Il sentit du mouvement sur lui, ses sens étaient atrophiés par la peur, encore. La forêt et le ciel continuaient de gronder, en colère. Il ne comprenait pas, il ne voyait rien, tout était noir... Mais il sentait quelque chose de chaud autour de lui, de rassurant, comme si tout allait aller bien... Il ne comprenait pas ce qui lui arrivait, mais il y avait une seule chose dont il était absolument certain... Il ne voulait pas mourir si jeune. Il voulait vivre, et il se battrait pour ça, jusqu'au dernier espoir ! Il ouvrit les yeux, qui ne virent absolument rien, comme s'il était enfermé dans le noir. Il se mit à se débattre comme un diable. Mais ce qu'il tapait était mou, il n'y comprenait vraiment rien, mais il refusait de mourir ! Enfin, il se libéra de l'emprise et roula au sol. Il se releva rapidement et regarda autour de lui... En réalité, il avait paniqué pour rien, c'était Luciole qui le retenait contre son corps... Mais ses sens étaient amoindri et son odeur ne l'avait pas frappée... Il regarda autour de lui, et vit l'arbre immense effondré près de leur deux corps. Le choc qu'il avait senti et cru à sa mort, ce devait être Luciole qui l'avait percuté pour lui sauver la vie. Elle l'avait retrouvé, et juste à temps... Il revint vers la chatte et frotta sa tête contre elle. Elle devait se lever, la tempête faisait toujours rage autour d'eux, ils ne devaient pas rester là...

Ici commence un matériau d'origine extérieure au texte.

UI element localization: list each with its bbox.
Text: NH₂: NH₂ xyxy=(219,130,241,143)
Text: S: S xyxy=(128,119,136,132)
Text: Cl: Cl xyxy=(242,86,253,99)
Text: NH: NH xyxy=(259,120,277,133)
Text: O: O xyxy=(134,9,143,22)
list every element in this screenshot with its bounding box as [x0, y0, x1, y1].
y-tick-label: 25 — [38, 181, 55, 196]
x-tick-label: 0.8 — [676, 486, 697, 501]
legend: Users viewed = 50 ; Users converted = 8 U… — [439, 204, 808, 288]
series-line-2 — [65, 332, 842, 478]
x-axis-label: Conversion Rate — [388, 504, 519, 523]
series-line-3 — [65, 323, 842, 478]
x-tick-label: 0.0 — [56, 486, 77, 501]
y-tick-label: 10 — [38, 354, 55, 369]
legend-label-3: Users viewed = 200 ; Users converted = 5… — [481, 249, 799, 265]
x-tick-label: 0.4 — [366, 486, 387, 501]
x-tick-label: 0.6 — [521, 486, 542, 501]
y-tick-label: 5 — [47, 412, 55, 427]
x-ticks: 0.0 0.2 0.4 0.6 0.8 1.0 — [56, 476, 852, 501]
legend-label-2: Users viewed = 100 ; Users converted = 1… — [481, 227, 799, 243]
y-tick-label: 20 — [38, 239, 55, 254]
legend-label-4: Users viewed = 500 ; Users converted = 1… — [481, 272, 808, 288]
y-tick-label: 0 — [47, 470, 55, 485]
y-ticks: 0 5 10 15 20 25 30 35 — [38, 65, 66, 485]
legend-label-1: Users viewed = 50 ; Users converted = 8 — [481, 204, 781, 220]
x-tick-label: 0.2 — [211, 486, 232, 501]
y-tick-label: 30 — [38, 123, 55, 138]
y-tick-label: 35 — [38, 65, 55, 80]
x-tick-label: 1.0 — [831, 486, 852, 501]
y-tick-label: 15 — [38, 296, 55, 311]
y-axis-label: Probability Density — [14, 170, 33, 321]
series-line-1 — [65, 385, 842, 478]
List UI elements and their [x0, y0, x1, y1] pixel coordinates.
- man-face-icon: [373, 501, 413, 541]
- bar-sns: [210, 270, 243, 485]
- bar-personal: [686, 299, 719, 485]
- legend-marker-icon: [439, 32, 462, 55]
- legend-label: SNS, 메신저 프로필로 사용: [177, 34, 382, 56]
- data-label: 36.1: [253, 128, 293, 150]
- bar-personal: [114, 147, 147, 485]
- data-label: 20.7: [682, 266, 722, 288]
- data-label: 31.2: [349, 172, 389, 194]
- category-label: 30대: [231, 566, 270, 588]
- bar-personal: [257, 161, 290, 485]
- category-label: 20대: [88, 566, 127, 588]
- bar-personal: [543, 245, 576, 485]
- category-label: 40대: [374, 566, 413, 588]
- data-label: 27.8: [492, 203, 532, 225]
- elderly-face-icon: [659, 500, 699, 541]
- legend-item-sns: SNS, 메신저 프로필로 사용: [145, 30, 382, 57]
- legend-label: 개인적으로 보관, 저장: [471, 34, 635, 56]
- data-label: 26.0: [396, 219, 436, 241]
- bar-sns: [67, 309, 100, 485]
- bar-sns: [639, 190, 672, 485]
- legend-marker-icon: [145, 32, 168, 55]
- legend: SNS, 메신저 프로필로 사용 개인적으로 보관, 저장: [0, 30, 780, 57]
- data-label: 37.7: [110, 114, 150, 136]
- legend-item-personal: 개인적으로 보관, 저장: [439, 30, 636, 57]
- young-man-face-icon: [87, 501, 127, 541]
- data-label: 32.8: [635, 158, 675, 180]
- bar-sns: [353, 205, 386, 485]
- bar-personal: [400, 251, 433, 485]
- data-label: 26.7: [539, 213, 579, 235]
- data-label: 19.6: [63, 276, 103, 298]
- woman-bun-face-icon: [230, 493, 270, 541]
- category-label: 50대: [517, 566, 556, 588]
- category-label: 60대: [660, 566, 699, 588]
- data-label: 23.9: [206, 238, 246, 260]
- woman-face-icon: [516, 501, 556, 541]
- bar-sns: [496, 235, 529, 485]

—"Luciole, Luciole, debout ! J'ai peur, il faut pas rester ici, debout, je t'en prie, relèves-toi !"
Il la secoua de la patte et poussait sa tête avec la sienne. Il ne pouvait pas la porter, et il ne voulait pas l'abandonné là non plus. Elle venait de lui sauver la vie, il ne pouvait pas croire qu'elle ne s'en sortirait pas ! Il continuait de la secouer, il refusait de l'abandonné. Ils étaient complètement trempé, et le jeune apprenti avait peur. Mais il savait de toutes façons que sans Luciole, il n'aurait aucune chance.
Le souffle coupé par le choc, Luciole des Bois peine à se maintenir à la surface. Elle crache, libérant sa gorge obstruée par l'eau et, au vu de la couleur, probablement un peu de boue. La vision se fait faible, l'effort qu'elle vient de fournir était tel qu'il lui a coûté une énergie considérable. Mais, contre elle, bien qu'elle ne puisse pas le voir, elle sent le corps de son apprenti dont les battements de cœur se mêlent aux siens. Il est vivant. Elle ferme les yeux, luttant pour reprendre une respiration normale. Entre ses pattes Nuage de Chacal se débat comme un diable. Luciole tente de son mieux de resserrer la prise, pour qu'il reste cacher contre son pelage mais rien n'y fait ; le jeune mâle se libère d'un seul coup, et les pattes de la guerrière retombent mollement sur le sol. La femelle ne s'y attendait pas, mais son apprenti revient à la charge, contre toute attente. Elle le sent qui frotte sa tête dans son pelage sale, la pousse.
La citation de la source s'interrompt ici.